逆に高齢の親を、子どもが見放すケースもあります。
年齢的に経済活動を続けることが難しい高齢者が家賃を滞納した場合は、息子さんやお嬢さんにご相談することが多いのですが、連絡をとっても「何年も前に縁を切っているので」と、平気で電話を切られることがあるのです。
高齢の親を施設に入れる選択をする人が増え始めた頃、「まるで姥捨て山だ」とその状況を嘆く空気は少なからずありました。しかし今、親の存在そのものまで「捨てる」ことが横行しているのです。実は高齢の賃借人の家賃滞納に対して、ご家族の協力が得られるのは100件に1件あればいいほうです。

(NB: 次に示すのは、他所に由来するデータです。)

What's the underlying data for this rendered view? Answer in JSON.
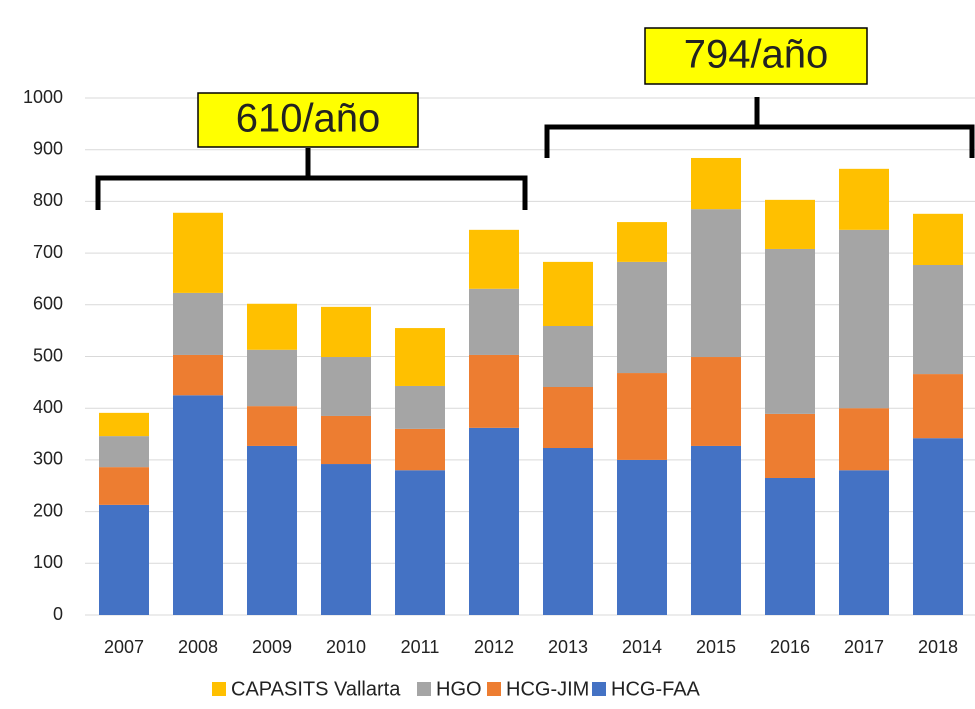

高齢者の場合、支払えないから引越ししなければいけないという認識があっても、引越しに必要な財力はもちろん、そこに向かう気力や体力もありません。だからこそ本来は家族の協力が必要なのですが、現実は厳しいものです。
もちろんそれぞれに「縁を切る」に至った事情はあるのでしょうが、その言葉を聞くたびに、なんとも言えないやるせなさだけが残るのです。